Corriere del Mezzogiorno (Campania)

«Così stai uccidendo me e la mia famiglia»

- T. B.

NAPOLI «Noi non ce ne usciamo. Non finirà qua. Purtroppo non finirà qua, già lo so»: era terrorizza­to l’architetto titolare, assieme al suocero, dell’impresa taglieggia­ta dal clan Orlando. In molte telefonate intercetta­te esternava le sue preoccupaz­ioni, salvo poi negare qualsiasi forma di pressione quando veniva convocato dal pm. Il profession­ista era felice quando qualche affiliato al clan finiva in carcere («Il porco lo hanno arrestato prima; figli di p..., perché non li ammazzano proprio... Fanno bene che li stanno battendo in testa»).
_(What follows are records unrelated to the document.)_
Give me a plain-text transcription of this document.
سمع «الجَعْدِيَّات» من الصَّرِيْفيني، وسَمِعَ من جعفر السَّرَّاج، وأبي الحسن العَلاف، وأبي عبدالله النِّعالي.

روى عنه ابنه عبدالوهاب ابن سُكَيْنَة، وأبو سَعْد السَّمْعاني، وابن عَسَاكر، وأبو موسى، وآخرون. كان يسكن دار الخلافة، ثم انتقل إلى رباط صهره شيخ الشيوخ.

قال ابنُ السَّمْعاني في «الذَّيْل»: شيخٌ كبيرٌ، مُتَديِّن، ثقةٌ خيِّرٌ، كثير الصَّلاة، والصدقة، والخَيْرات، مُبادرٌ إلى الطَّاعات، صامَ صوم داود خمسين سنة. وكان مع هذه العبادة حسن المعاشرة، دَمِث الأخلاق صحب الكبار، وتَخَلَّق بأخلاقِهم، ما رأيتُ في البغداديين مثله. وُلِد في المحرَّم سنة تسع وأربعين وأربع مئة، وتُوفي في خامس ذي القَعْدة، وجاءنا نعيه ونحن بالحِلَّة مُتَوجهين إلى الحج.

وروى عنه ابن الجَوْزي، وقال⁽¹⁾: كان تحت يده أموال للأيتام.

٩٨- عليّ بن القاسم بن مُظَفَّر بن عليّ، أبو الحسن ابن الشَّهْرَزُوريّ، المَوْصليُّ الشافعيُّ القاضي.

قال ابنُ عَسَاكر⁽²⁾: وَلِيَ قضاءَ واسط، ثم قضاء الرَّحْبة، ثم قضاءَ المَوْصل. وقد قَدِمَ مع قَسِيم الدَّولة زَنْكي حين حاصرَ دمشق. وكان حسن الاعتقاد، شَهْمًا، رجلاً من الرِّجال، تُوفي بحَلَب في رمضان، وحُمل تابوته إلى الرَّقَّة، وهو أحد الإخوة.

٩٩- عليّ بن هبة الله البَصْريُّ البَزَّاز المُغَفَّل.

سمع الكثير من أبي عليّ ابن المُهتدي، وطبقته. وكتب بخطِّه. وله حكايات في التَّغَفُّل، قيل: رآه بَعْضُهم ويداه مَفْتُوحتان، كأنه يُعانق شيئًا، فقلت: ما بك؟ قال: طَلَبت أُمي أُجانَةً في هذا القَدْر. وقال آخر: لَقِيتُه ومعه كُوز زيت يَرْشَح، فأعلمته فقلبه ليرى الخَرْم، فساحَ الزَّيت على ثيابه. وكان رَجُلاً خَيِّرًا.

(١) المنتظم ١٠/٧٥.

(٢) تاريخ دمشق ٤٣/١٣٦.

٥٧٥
Tuttavia non ha collaborat­o in alcun modo alle indagini: «Non è detto che io devo avere il coraggio che tieni tu che fai la guardia, no? Perché tu hai scelto tu di fare la guardia e se devi fare la guardia significa che tu il coraggio lo devi tenere per forza. Come la vedo io, se tu sei guardia e a questo lo acchiappi, tu a noi che stiamo fuori da questa situazione, perché teniamo i figli qua, teniamo le mogli, teniamo i parenti... Cioè tu a me significa che non mi vuoi far vivere più. Tu il mestiere tuo lo sai fare? E io lo so che questo lavoro lo sai fare, ma a noi non ci devi mettere proprio in mezzo. Cioè, sai che quello è ladro, acchiappal­o sul fatto, ma non perché poi per sentito dire».

L’ossessione era quella di una ritorsione. Rivolgendo­si idealmente agli inquirenti l’architetto infatti diceva: «Tu stai avendo il c... tuo, ma a me e alla famiglia mia mi stai ammazzando. Perché tu che ne sai che quello tra sette, dieci, vent’anni esce di galera e dice: io mi voglio fare altri trent’anni di galera, però a questo gli devo sparare. Per loro la casa loro è la galera. Loro che se ne fottono: escono e ti sparano. O ti fanno il dispetto, ti incendiano la casa oppure ti fanno un guaio... Se una figlia femmina... Cioè ti possono fare qualsiasi cosa».